Он чувствовал мертвую зыбь во всем теле: хотелось есть, он не побрился и не помылся, неуютное прикосновение вчерашней рубашки к коже раздражало. Не диво, что был он так опустошен: эта ночь явилась той, о которой он только и думал с маниакальной силою всю жизнь. Уже по одному тому, как она сводила лопатки и мурлыкала, когда он только еще щекотал губами ее опушенную спину, он понял, что получил именно то, к чему стремился. А ведь стремился он отнюдь не к холодной поволоке невинности. Как и в самых его распущенных снах, все оказалось дозволенным; пуританская любовь, дотошная сдержанность были столь же вероятны в пределах этого новоприобретенного мира свободы, как белые медведи в Гонолулу.
Нагота Марго была столь естественна, словно она давно привыкла бегать раздетой по взморью его снов. В постели у нее появлялись какие-то очаровательные акробатические наклонности. А потом она подпрыгивала и начинала носиться по комнате, виляя отроческими бедрами и грызя сухую, оставшуюся с утра булочку.
Заснула она как-то вдруг — будто замолкла на полуслове — уже тогда, когда в комнате умирающее, точно в камере смертника, электричество стало оранжевым, а окно призрачно-синим. Альбинус направился в ванную комнату, но, добыв из крана только несколько капель ржавой воды, вздохнул, двумя пальцами вынул из ванны мочалку, осторожности ради бросил ее, изучил липкое розовое мыло и подумал, что прежде всего следует научить Марго чистоте. Стуча зубами, он оделся, прикрыл сладко спавшую Марго периной, поцеловал ее теплые растрепанные волосы и, положив на столике карандашом написанную записку, тихо вышел.
И теперь, шагая в слабых еще, ранних лучах солнца, он понимал, что начинается расплата. Когда он вновь увидел дом, где прожил с Элизабет так долго, когда тронулся и пополз вверх лифт, в котором восемь лет назад поднялись кормилица с ребенком на руках и очень бледная, очень счастливая Элизабет, когда он остановился перед дверью, на которой степенно золотилась его авторитетная в мире науки фамилия, Альбинус почти готов был отказаться от повторения этой ночи, — только бы случилось чудо. Он был уверен, что, если все-таки Элизабет письмо не прочла, ночное свое отсутствие он объяснит как-нибудь — скажет, например, что в шутку попробовал покурить опиум на квартире у одного художника-японца, приходившего к ним когда-то обедать… Что же, вполне достоверное объяснение.

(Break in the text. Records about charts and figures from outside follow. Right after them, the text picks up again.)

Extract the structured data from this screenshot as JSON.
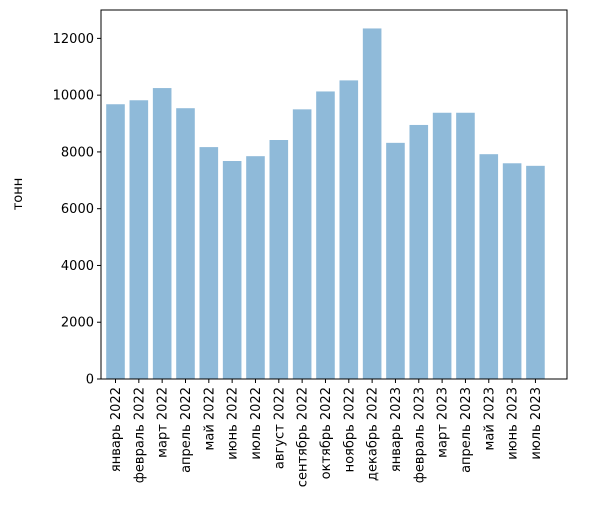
{
  "chart_data": {
    "type": "bar",
    "title": "",
    "xlabel": "",
    "ylabel": "тонн",
    "ylim": [
      0,
      13000
    ],
    "yticks": [
      0,
      2000,
      4000,
      6000,
      8000,
      10000,
      12000
    ],
    "grid": false,
    "bar_color": "#8fbad9",
    "categories": [
      "январь 2022",
      "февраль 2022",
      "март 2022",
      "апрель 2022",
      "май 2022",
      "июнь 2022",
      "июль 2022",
      "август 2022",
      "сентябрь 2022",
      "октябрь 2022",
      "ноябрь 2022",
      "декабрь 2022",
      "январь 2023",
      "февраль 2023",
      "март 2023",
      "апрель 2023",
      "май 2023",
      "июнь 2023",
      "июль 2023"
    ],
    "values": [
      9680,
      9820,
      10250,
      9540,
      8170,
      7680,
      7850,
      8420,
      9500,
      10130,
      10520,
      12350,
      8320,
      8950,
      9380,
      9380,
      7920,
      7600,
      7510
    ]
  }
}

Однако следовало отпереть вот эту дверь, и войти, и увидеть… Что увидеть? Может быть, лучше не войти вовсе — оставить все так, как есть, уехать, зарыться?
Вдруг он вспомнил, как на войне он через силу заставлял себя не слишком низко пригибаться, покидая укрытие.
В прихожей он замер, прислушиваясь. Тишина. Обычно в этот утренний час квартира бывала уже полна звуков — шумела где-то вода, бонна громко говорила с Ирмой, в столовой звякала посудой горничная… Тишина. В углу стоял женин зонтик. Он попытался найти в этом хоть какое-то утешение. Внезапно появилась Фрида — почему-то без передничка — и, сверля его взглядом, сказала с отчаянием:
— Госпожа с маленькой барышней еще вчера вечером уехали.
— Куда? — спросил Альбинус, не глядя на нее.
Фрида все объяснила, говоря скоро и необычно крикливо, а потом разрыдалась и, рыдая, взяла из его рук шляпу и трость.
— Вы будете пить кофе? — спросила она сквозь слезы.
В спальне был многозначительный беспорядок. Халаты жены лежали на постели. Один из ящиков комода был выдвинут. Со стола исчез маленький портретик покойного тестя. Завернулся угол ковра.
Альбинус поправил ковер и тихо пошел в кабинет. Там, на письменном столе, лежало несколько распечатанных писем. А вот и оно, то самое — какой детский почерк! И орфография кошмарная, просто кошмарная. Драйеры приглашают зайти[34]. Очень мило. Письмецо от Рекса. Счет от дантиста. Очаровательно.
Часа через два явился Поль. Вижу[35], он неудачно побрился: на толстой щеке черный крест пластыря.
— Я приехал за ее вещами, — сказал он на ходу.
Альбинус пошел за ним следом и молча смотрел, звеня монетами в кармане штанов, как он и Фрида торопливо, словно спеша на поезд, наполняют сундук.